Washington, Feb 21 (EFE).- US President Donald Trump suggested Wednesday during a meeting with families and friends of victims of school shootings that one way to minimize casualties in such situations would be to provide teachers and other staff members with guns.
Among those taking part in the “listening session” at the White House were six students from Florida’s Marjory Stoneman Douglas High School, where a 19-year-old man armed with an assault rifle killed 17 people a week ago.
“If you had a teacher who was adept (with) the firearm, they could end the attack very quickly,” Trump said.
Schools might choose to arm 20 percent of their teachers to respond to attack by “maniacs,” he said.

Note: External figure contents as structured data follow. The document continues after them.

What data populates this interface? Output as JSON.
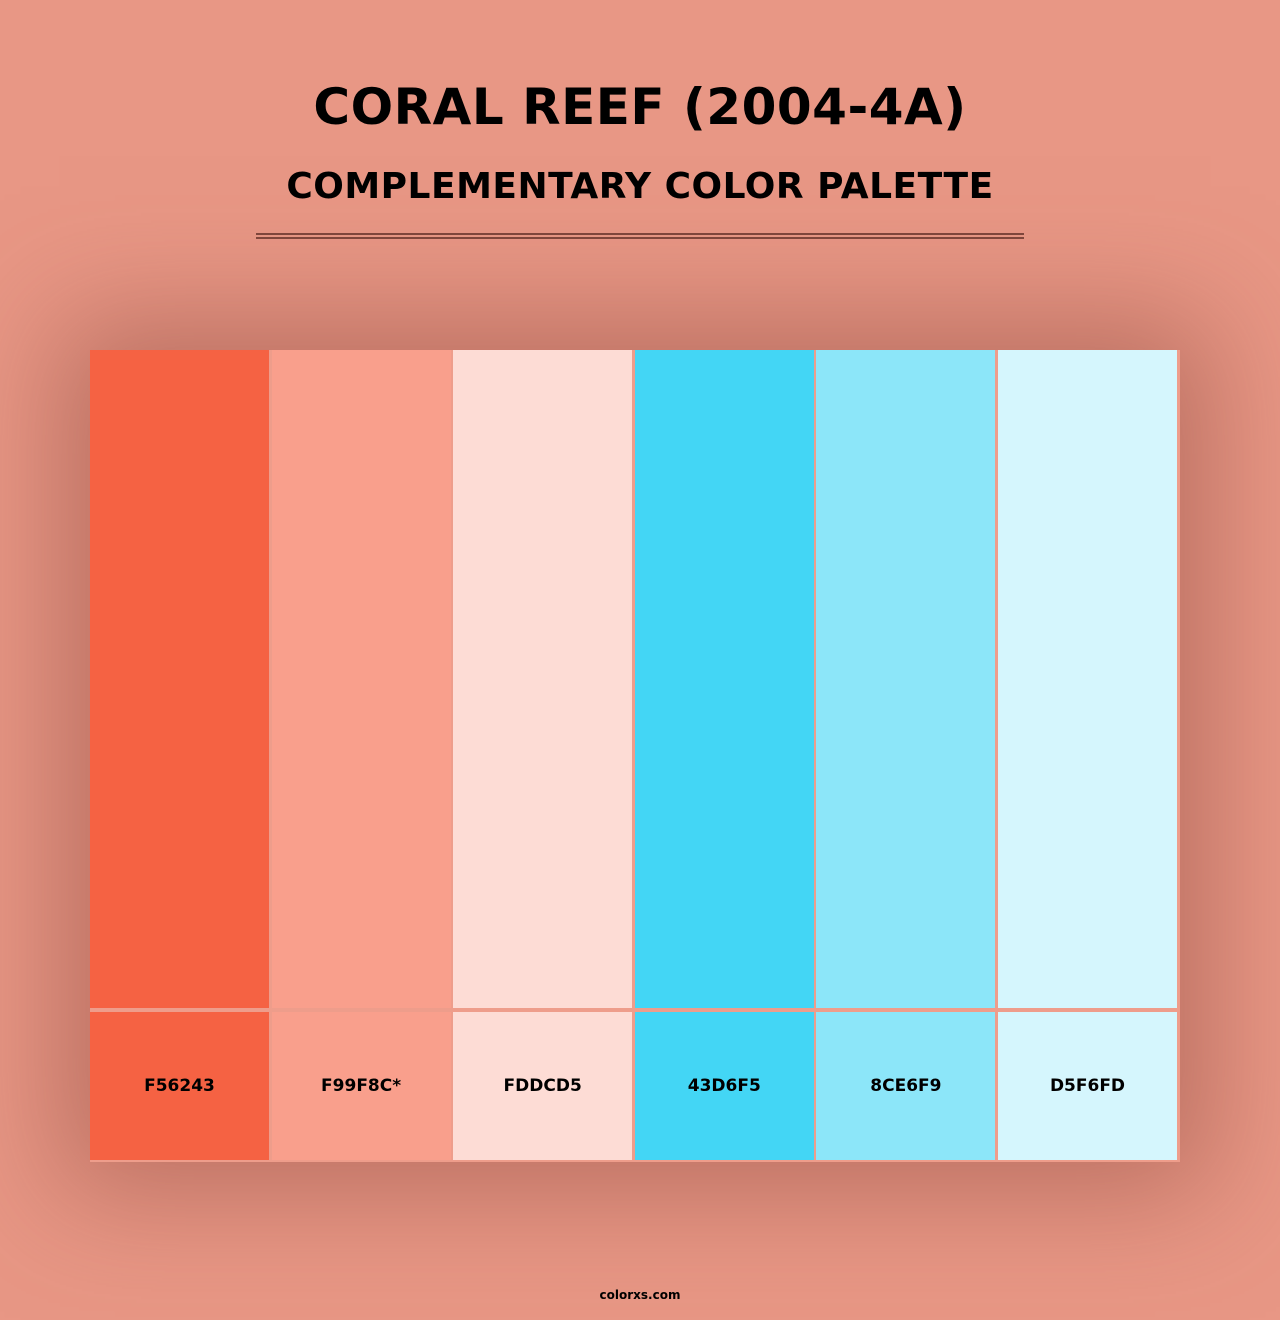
{
  "title": "CORAL REEF (2004-4A)",
  "subtitle": "COMPLEMENTARY COLOR PALETTE",
  "background_color": "#E89785",
  "colors": [
    {
      "hex": "#F56243",
      "label": "F56243"
    },
    {
      "hex": "#F99F8C",
      "label": "F99F8C*"
    },
    {
      "hex": "#FDDCD5",
      "label": "FDDCD5"
    },
    {
      "hex": "#43D6F5",
      "label": "43D6F5"
    },
    {
      "hex": "#8CE6F9",
      "label": "8CE6F9"
    },
    {
      "hex": "#D5F6FD",
      "label": "D5F6FD"
    }
  ],
  "footer": "colorxs.com"
}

“This would be obviously only for people who were very adept at handling a gun, and it would be, it’s called concealed carry, where a teacher would have a concealed gun on them. They’d go for special training and they would be there and you would no longer have a gun-free zone,” the president said.
Acknowledging that the idea was controversial, Trump said that his administration would give it serious study.

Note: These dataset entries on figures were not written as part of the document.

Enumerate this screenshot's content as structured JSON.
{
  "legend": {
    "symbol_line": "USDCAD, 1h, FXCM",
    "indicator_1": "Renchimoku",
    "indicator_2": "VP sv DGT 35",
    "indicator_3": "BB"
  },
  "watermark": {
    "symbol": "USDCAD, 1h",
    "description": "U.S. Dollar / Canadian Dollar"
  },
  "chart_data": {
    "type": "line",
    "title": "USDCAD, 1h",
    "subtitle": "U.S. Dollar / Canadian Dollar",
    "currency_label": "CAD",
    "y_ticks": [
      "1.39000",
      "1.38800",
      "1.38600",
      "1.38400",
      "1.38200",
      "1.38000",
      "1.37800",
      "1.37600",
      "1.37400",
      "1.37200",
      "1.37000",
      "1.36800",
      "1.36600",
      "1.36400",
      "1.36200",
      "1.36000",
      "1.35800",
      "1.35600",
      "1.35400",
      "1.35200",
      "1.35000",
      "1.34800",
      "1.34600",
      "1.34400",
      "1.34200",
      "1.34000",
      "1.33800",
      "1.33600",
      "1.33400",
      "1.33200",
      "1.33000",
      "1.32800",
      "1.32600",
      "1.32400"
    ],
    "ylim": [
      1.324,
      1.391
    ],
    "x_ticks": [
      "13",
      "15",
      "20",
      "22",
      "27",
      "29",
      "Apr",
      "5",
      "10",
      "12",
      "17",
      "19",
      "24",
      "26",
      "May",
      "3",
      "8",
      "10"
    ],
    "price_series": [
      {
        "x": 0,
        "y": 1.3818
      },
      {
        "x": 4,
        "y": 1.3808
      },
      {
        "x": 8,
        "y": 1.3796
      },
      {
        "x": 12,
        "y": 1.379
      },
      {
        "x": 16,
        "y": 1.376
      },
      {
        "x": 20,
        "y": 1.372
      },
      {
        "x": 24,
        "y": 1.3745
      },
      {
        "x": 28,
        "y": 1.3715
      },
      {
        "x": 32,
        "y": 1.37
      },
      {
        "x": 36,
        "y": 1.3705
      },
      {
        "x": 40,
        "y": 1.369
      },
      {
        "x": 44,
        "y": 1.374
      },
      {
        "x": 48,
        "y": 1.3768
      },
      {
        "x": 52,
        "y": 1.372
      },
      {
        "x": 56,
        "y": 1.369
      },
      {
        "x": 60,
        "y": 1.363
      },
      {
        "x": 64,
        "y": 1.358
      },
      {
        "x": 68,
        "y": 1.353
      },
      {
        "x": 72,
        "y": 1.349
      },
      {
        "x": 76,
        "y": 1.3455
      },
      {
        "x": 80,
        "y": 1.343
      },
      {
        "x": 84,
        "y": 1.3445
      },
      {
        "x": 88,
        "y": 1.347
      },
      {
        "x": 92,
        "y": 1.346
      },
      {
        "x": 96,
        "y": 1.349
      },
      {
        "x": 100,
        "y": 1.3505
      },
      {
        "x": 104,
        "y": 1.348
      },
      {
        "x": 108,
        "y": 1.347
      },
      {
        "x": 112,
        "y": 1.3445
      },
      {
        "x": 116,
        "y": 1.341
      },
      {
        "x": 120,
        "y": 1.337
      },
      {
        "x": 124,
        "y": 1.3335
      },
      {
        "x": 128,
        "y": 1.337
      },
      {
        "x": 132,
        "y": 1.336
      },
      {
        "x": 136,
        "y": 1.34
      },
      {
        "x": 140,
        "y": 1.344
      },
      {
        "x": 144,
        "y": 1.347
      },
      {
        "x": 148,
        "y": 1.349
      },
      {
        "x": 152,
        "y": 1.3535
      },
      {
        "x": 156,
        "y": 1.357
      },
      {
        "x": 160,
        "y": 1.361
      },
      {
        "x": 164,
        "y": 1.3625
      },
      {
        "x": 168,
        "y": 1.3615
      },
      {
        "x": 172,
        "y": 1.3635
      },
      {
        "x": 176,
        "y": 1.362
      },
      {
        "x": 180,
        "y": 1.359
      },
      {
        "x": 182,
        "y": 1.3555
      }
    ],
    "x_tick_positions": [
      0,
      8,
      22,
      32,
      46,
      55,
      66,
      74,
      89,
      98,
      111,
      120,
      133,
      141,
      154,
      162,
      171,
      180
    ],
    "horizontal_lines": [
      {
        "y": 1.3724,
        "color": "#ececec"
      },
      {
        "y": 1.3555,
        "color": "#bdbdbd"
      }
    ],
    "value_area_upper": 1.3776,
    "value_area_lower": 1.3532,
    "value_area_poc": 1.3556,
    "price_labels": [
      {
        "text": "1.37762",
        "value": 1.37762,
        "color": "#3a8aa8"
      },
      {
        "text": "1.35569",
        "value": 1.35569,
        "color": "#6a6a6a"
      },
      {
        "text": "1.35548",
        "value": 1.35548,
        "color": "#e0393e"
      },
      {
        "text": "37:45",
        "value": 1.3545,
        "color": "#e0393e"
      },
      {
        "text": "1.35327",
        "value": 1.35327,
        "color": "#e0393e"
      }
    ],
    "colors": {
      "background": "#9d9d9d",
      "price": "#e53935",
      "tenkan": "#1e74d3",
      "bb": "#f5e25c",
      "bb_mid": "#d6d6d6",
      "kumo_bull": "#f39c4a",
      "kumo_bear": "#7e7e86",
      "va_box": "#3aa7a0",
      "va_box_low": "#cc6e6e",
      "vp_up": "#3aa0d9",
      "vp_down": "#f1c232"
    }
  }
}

Turning to another facet of the problem, he said that he planned to be “very strong” in the matter of background checks to prevent known criminals and mentally disturbed people from buying guns.

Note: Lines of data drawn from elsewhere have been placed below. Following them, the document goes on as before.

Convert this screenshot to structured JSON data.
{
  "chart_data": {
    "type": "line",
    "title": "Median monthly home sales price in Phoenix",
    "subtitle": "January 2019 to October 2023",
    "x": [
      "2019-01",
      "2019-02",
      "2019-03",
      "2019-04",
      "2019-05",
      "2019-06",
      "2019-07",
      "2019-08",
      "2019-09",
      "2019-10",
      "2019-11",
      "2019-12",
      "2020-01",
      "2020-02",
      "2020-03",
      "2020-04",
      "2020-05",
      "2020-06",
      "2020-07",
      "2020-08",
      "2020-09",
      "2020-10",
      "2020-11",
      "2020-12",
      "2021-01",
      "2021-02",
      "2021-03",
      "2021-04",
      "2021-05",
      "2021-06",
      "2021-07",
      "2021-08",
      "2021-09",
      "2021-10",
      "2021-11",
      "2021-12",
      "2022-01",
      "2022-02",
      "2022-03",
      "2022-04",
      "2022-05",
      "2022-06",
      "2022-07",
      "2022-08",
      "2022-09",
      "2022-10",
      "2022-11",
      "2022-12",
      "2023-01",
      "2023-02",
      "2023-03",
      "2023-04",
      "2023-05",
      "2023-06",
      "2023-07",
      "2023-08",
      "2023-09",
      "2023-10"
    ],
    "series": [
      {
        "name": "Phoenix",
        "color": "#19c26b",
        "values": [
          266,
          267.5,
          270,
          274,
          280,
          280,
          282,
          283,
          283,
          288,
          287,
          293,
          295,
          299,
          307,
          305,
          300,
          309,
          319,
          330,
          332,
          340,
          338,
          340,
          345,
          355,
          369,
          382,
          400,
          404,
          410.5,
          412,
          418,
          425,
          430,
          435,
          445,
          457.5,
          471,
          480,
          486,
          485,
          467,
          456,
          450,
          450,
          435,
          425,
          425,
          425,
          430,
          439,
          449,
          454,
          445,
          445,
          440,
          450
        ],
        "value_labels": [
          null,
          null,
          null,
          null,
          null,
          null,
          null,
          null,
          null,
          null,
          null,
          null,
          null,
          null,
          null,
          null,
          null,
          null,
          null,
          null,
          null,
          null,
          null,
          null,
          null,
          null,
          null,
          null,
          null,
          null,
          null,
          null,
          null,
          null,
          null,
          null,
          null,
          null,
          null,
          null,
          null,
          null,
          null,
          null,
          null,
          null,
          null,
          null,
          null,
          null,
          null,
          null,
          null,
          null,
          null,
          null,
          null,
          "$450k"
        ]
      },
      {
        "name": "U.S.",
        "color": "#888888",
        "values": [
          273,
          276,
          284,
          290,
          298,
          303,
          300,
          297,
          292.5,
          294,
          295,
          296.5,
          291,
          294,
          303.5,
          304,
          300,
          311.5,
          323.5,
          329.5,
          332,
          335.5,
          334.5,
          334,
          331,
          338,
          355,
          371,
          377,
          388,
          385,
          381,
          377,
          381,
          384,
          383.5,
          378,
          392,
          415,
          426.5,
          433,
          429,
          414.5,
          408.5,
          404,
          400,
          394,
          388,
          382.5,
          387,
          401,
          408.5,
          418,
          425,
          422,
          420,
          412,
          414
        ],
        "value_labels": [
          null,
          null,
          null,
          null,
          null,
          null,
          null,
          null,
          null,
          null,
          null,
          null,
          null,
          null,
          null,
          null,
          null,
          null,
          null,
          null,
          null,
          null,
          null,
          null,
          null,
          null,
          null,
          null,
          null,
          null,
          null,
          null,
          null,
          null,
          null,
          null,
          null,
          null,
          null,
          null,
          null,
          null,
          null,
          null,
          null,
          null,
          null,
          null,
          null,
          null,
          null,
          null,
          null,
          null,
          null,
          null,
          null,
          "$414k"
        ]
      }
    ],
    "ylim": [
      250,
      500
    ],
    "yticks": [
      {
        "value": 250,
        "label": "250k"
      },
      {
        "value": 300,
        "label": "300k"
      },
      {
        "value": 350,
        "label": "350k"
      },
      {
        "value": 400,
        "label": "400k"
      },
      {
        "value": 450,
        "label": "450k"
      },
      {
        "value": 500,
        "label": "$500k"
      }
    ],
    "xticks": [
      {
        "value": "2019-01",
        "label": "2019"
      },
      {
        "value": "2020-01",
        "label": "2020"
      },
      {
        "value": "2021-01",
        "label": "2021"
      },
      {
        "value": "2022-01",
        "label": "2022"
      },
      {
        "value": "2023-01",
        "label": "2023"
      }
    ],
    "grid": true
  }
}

He said that his administration is likewise looking at establishing a minimum age to purchase an assault weapon, a measure that would have stopped the Florida shooter, Nikolas Cruz, from legally buying the AR-15 he used to carry out the Feb. 14 massacre.
Several of those present for the session endorsed Trump’s notion of arming school staff, while others expressed strong opposition.
“School teachers have more than enough responsibilities right now than to have to have the awesome responsibility of lethal force to take a life,” Mark Barden, the father of a child killed in the 2012 Sandy Hook school shooting in Newtown, Connecticut, said.